Fenomena Rojali dan Inflasi Stabil, Tanda Daya Beli Belum Pulih

Tanda-Tanda Daya Beli Masyarakat Masih Lemah
Di tengah situasi ekonomi yang masih memprihatinkan, berbagai indikator menunjukkan bahwa daya beli masyarakat belum sepenuhnya pulih. Meskipun inflasi inti mengalami penurunan dalam tiga bulan terakhir, inflasi umum justru meningkat signifikan. Hal ini menimbulkan pertanyaan tentang sejauh mana pemulihan ekonomi benar-benar terjadi.
Inflasi inti pada Juli 2025 mencapai 2,32% year on year (YoY), lebih rendah dibandingkan Juni yang sebesar 2,37% dan Mei yang sebesar 2,40%. Penurunan ini terjadi meskipun inflasi umum meningkat dari 1,87% pada Juni menjadi 2,37% YoY di Juli. Lonjakan inflasi umum sebagian besar disebabkan oleh kenaikan harga pangan, terutama dari komponen volatile food yang melonjak menjadi 3,82% YoY, naik drastis dari 0,10% pada bulan sebelumnya.
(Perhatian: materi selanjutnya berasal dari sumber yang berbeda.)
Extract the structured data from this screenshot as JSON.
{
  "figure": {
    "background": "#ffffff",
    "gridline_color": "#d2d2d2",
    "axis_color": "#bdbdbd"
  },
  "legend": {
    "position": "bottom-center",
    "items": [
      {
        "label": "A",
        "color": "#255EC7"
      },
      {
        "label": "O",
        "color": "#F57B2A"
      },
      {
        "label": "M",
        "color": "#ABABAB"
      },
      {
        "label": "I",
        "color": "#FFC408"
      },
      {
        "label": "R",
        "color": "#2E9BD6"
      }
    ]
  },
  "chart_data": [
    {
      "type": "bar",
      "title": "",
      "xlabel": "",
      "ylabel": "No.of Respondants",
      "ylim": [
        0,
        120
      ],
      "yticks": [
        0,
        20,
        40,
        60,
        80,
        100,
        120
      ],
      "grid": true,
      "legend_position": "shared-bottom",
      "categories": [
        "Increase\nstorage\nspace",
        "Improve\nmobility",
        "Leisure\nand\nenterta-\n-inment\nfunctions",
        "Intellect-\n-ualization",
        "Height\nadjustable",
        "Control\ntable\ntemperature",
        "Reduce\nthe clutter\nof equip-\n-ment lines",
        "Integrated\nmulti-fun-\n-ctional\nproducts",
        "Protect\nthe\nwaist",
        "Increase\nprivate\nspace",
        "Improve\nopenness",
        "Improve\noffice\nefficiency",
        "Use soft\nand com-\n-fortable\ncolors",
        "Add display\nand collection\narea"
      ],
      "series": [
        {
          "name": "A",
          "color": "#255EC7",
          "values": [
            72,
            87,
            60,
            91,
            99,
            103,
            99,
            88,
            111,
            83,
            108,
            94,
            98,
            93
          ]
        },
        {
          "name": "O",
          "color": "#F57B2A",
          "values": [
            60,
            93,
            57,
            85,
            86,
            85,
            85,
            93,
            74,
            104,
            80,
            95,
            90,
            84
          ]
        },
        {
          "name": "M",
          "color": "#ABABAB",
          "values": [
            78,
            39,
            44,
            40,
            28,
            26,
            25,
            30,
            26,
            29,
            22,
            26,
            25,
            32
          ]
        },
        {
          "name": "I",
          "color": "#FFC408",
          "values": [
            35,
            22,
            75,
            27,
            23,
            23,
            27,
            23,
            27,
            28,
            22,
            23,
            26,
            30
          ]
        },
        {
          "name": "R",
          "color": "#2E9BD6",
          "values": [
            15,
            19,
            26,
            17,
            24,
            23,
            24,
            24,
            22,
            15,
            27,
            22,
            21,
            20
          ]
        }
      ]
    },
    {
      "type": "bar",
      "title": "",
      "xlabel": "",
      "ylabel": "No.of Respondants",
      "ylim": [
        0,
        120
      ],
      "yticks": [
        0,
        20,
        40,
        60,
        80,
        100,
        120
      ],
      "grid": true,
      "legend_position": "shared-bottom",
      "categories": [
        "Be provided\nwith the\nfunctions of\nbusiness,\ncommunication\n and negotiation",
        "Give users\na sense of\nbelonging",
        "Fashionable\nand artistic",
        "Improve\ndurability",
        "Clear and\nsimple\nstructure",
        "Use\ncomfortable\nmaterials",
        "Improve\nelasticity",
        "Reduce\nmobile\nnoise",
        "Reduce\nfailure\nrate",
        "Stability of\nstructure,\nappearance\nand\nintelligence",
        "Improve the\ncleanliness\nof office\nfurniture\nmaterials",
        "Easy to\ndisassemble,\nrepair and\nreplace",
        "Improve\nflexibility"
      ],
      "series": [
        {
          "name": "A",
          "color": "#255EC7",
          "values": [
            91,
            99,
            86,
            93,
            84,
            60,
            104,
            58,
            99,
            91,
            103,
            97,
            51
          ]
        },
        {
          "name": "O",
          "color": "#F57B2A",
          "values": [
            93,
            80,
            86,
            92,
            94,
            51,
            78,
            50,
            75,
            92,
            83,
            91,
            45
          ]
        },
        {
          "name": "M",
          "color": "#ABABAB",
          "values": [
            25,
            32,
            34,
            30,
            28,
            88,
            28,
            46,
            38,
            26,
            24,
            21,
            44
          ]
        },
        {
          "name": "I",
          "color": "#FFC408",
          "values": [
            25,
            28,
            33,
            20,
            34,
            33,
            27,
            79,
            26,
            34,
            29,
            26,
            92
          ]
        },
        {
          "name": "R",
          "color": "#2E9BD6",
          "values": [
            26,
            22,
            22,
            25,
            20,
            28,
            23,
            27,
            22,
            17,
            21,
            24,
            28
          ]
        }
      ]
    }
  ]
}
Menurut Kepala Pusat Makroekonomi dan Keuangan Institute for Development of Economics and Finance (Indef) M. Rizal Taufikurahman, pelemahan inflasi inti secara tahunan menunjukkan indikasi mulai melemahnya tekanan permintaan domestik struktural. Ia menjelaskan bahwa sebelumnya inflasi inti sempat tinggi karena dorongan konsumsi pasca-Lebaran, kenaikan harga jasa, serta ekspektasi pasar terhadap insentif fiskal dan kebijakan upah.
Namun, saat inflasi inti turun sementara inflasi umum naik, ini menandakan bahwa tekanan harga bukan berasal dari penguatan permintaan, tetapi dari sisi suplai, khususnya pangan dan energi.
Perilaku Konsumen yang Berubah
Di samping data inflasi, fenomena "rojali" atau rombongan jarang beli juga menjadi indikator penting. Fenomena ini tercatat meningkat sejak Ramadan 2024 lalu, dengan banyak masyarakat yang hanya datang ke pusat belanja untuk melihat-lihat tanpa melakukan pembelian.
Ketua Umum Asosiasi Pengusaha Pusat Belanja Indonesia (APPBI) Alphonzus Widjaja menyatakan bahwa fenomena ini berdampak langsung terhadap omzet pusat belanja. Menurutnya, rojali menyebabkan penurunan omzet karena konsumen cenderung memilih produk murah.
APPBI mencatat bahwa mayoritas pengunjung pusat belanja berasal dari kelas menengah ke bawah, yang kini terdampak paling parah oleh melemahnya daya beli. Meski jumlah kunjungan sedikit meningkat, pola belanja berubah. Konsumen menjadi lebih selektif dan fokus pada harga murah.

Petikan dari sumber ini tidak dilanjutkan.